You can get the latest source code using git. Then you can execute the install goal with Maven to build the project.
$ git clone https://github.com/rcsb/coordinates-compression.git
$ cd coordinates-compression
$ mvn install
The install goal will compile, test, and package the project’s code and then copy it into the local dependency repository which Maven maintains on your local machine.
If you use Maven for the first time, these links can be useful:
Where to download Maven
How to install Maven
Maven exec plugin lets you run the main method of a Java class in the project, with the project dependencies automatically included in the classpath.
The proposed approaches are implemented as two types of strategies: (i) intramolecular compression that operates on the sequence of atoms within a polymer chain; and (ii) intermolecular compression designed for the compression of special cases of multiple chains with identical atoms, such as NMR models and structures with repeated identical subunits.

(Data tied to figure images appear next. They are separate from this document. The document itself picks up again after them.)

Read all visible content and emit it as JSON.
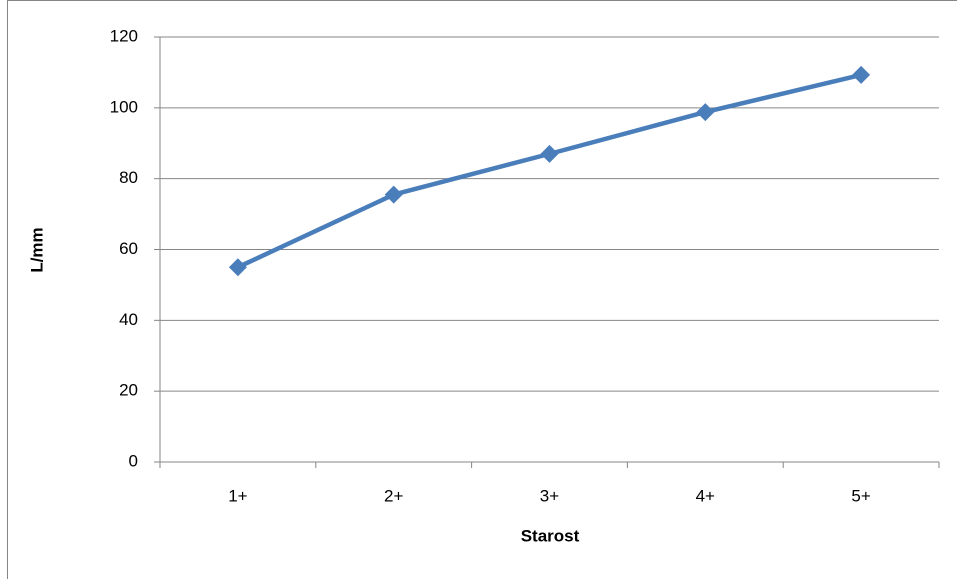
{
  "chart_data": {
    "type": "line",
    "categories": [
      "1+",
      "2+",
      "3+",
      "4+",
      "5+"
    ],
    "values": [
      55,
      75.5,
      87,
      98.8,
      109.3
    ],
    "color": "#4a7ebb",
    "xlabel": "Starost",
    "ylabel": "L/mm",
    "ylim": [
      0,
      120
    ],
    "yticks": [
      0,
      20,
      40,
      60,
      80,
      100,
      120
    ],
    "grid": true
  }
}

mvn exec:java -Dexec.mainClass="org.rcsb.mmtf.analysis.RunTotalAnalysis" -Dexec.args="arg1 arg2"
arg1
: path to a Hadoop sequence file with the PDB structures in MMTF format
arg2
: path to the existing folder to write the results
mvn exec:java -Dexec.mainClass="org.rcsb.mmtf.analysis.RunEnsamblesAnalysis" -Dexec.args="arg1 arg2"
arg1
: path to a Hadoop sequence file with the PDB structures in MMTF format
arg2
: path to the existing folder to write the results
Note: You may need to increase the memory allocation pool for a Java Virtual Machine. Use -Xms option to increase the Java heap size to 8G when running the analysis.
export MAVEN_OPTS="-Xms8G"
You can download a Hadoop sequence file with the PDB structures in MMTF format.
$ wget http://mmtf.rcsb.org/v1.0/hadoopfiles/full.tar
$ tar -xvf full.tar
This will get and unpack the content of the Hadoop Sequence File to a full folder.